Yeah, yeah. I just want to say I completely agree. I'm not necessarily a computer nerd, but as a aspiring psychologist and researcher, being able to write code to analyze data, I was -- the learning curve was horrible. I wanted to throw many computers out the window. But now that I'm comfortable writing through a computer and telling it what I need it to do, it's made my job a lot easier. So I encourage, you know, broader -- a broader scope for people who are interested in that. So thanks a lot, guys.
Jessica, thank you very much for your call. Ryan Seashore, we're at a moment right now where for-profit colleges are taking a lot of heat over whether they can deliver an education that offers real job opportunities, or whether they set students up for suffocating under a mountain of debt. What concerns do you have about where for-profit education may end up fitting into the movement to teach coding in the United States?
Well, we're nonprofit, so I am, by no means, an expert on this. I think it's important that the for-profit colleges set up expectations that are reasonable. I think it's important that individuals do their homework, they know what they're getting into, but they also know what they want to get out of it. And I think it's -- even the most basic introduction to programming is great. But just because you're using Codeacademy or you're using Hackety Hack, or you're going through a quick program, it doesn't mean that you'll develop these skills automatically.
Also, a lot of what it takes to become a good programmer is practice, and it's making sure that you get on a regimen and that you're able to put in the time necessary.

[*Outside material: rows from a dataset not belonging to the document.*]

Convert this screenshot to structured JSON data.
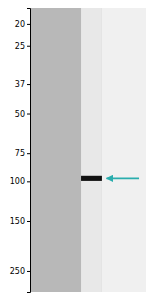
{
  "chart_data": {
    "type": "gel",
    "values": [
      97
    ],
    "color": "#111111",
    "log": "y",
    "ylim": [
      310,
      17
    ],
    "yticks": [
      250,
      150,
      100,
      75,
      50,
      37,
      25,
      20
    ],
    "tick_labels": "y"
  }
}
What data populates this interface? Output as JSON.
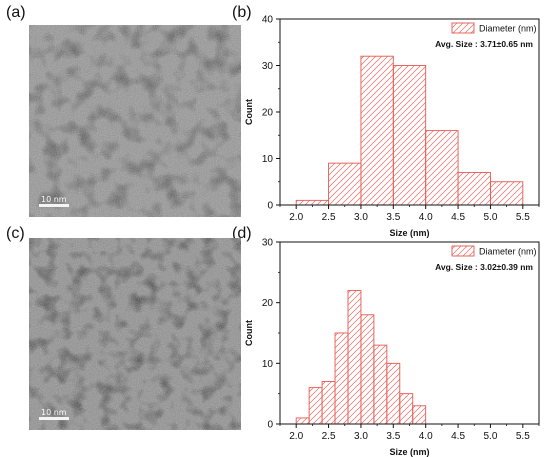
{
  "panels": {
    "a": {
      "letter": "(a)",
      "scale_label": "10 nm"
    },
    "b": {
      "letter": "(b)"
    },
    "c": {
      "letter": "(c)",
      "scale_label": "10 nm"
    },
    "d": {
      "letter": "(d)"
    }
  },
  "colors": {
    "bar_stroke": "#e8574f",
    "hatch": "#e86a64"
  },
  "chart_data": [
    {
      "type": "bar",
      "bins": [
        [
          2.0,
          2.5
        ],
        [
          2.5,
          3.0
        ],
        [
          3.0,
          3.5
        ],
        [
          3.5,
          4.0
        ],
        [
          4.0,
          4.5
        ],
        [
          4.5,
          5.0
        ],
        [
          5.0,
          5.5
        ]
      ],
      "values": [
        1,
        9,
        32,
        30,
        16,
        7,
        5
      ],
      "xticks": [
        "2.0",
        "2.5",
        "3.0",
        "3.5",
        "4.0",
        "4.5",
        "5.0",
        "5.5"
      ],
      "yticks": [
        "0",
        "10",
        "20",
        "30",
        "40"
      ],
      "xlim": [
        1.75,
        5.75
      ],
      "ylim": [
        0,
        40
      ],
      "xlabel": "Size (nm)",
      "ylabel": "Count",
      "legend": "Diameter (nm)",
      "annotation": "Avg. Size : 3.71±0.65 nm",
      "legend_position": "top-right"
    },
    {
      "type": "bar",
      "bins": [
        [
          2.0,
          2.2
        ],
        [
          2.2,
          2.4
        ],
        [
          2.4,
          2.6
        ],
        [
          2.6,
          2.8
        ],
        [
          2.8,
          3.0
        ],
        [
          3.0,
          3.2
        ],
        [
          3.2,
          3.4
        ],
        [
          3.4,
          3.6
        ],
        [
          3.6,
          3.8
        ],
        [
          3.8,
          4.0
        ]
      ],
      "values": [
        1,
        6,
        7,
        15,
        22,
        18,
        13,
        10,
        5,
        3
      ],
      "xticks": [
        "2.0",
        "2.5",
        "3.0",
        "3.5",
        "4.0",
        "4.5",
        "5.0",
        "5.5"
      ],
      "yticks": [
        "0",
        "10",
        "20",
        "30"
      ],
      "xlim": [
        1.75,
        5.75
      ],
      "ylim": [
        0,
        30
      ],
      "xlabel": "Size (nm)",
      "ylabel": "Count",
      "legend": "Diameter (nm)",
      "annotation": "Avg. Size : 3.02±0.39 nm",
      "legend_position": "top-right"
    }
  ]
}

Zach, to what extent does a degree hold merit in this sector to start off with any way, whether we're talking about Harvard or the University of Phoenix? It seems we're talking about a lot of creative people, many of whom dropped out of college, who -- or who never went to college or who taught themselves to code on their own.
Yeah, I definitely agree with you on that. You know, I dropped out of college myself. I think part of what we're doing is largely geared towards making those paper credentials, you know, a diploma, outmoded. I think, you know, a lot of the programmers that we've hired and a lot of the programmers that I know in the startup community never went to college, or they were self-taught.
And as Ryan said, you know, you really have to do this in your free time. You really have to be driven to program in your free time, to learn in your free time. And a degree can sort of guide you towards doing that, but just because you have a degree doesn't mean you're inherently better than someone that was self-taught.
And I'm afraid that's all the time we have. Zach Sims is the co-founder of Codeacademy, the force behind Code Year, which is a free year-long course offering online lessons. For those who want to learn, Ryan Seashore is the founder of CodeNow, which is focused on training students and young people to learn coding. Rosalyn Lemieux is a partner at Fission Strategy, a company that helps social causes use social media. She's an instructor with CodeNow.
And Jeff Casimir is the owner of Jumpstart Lab, which trains developers in Washington. He also leads instruction at Hungry Academy, a training program run in conjunction with the online coupon business LivingSocial. Thank you all for joining us. And thank you all for listening. I'm Kojo Nnamdi.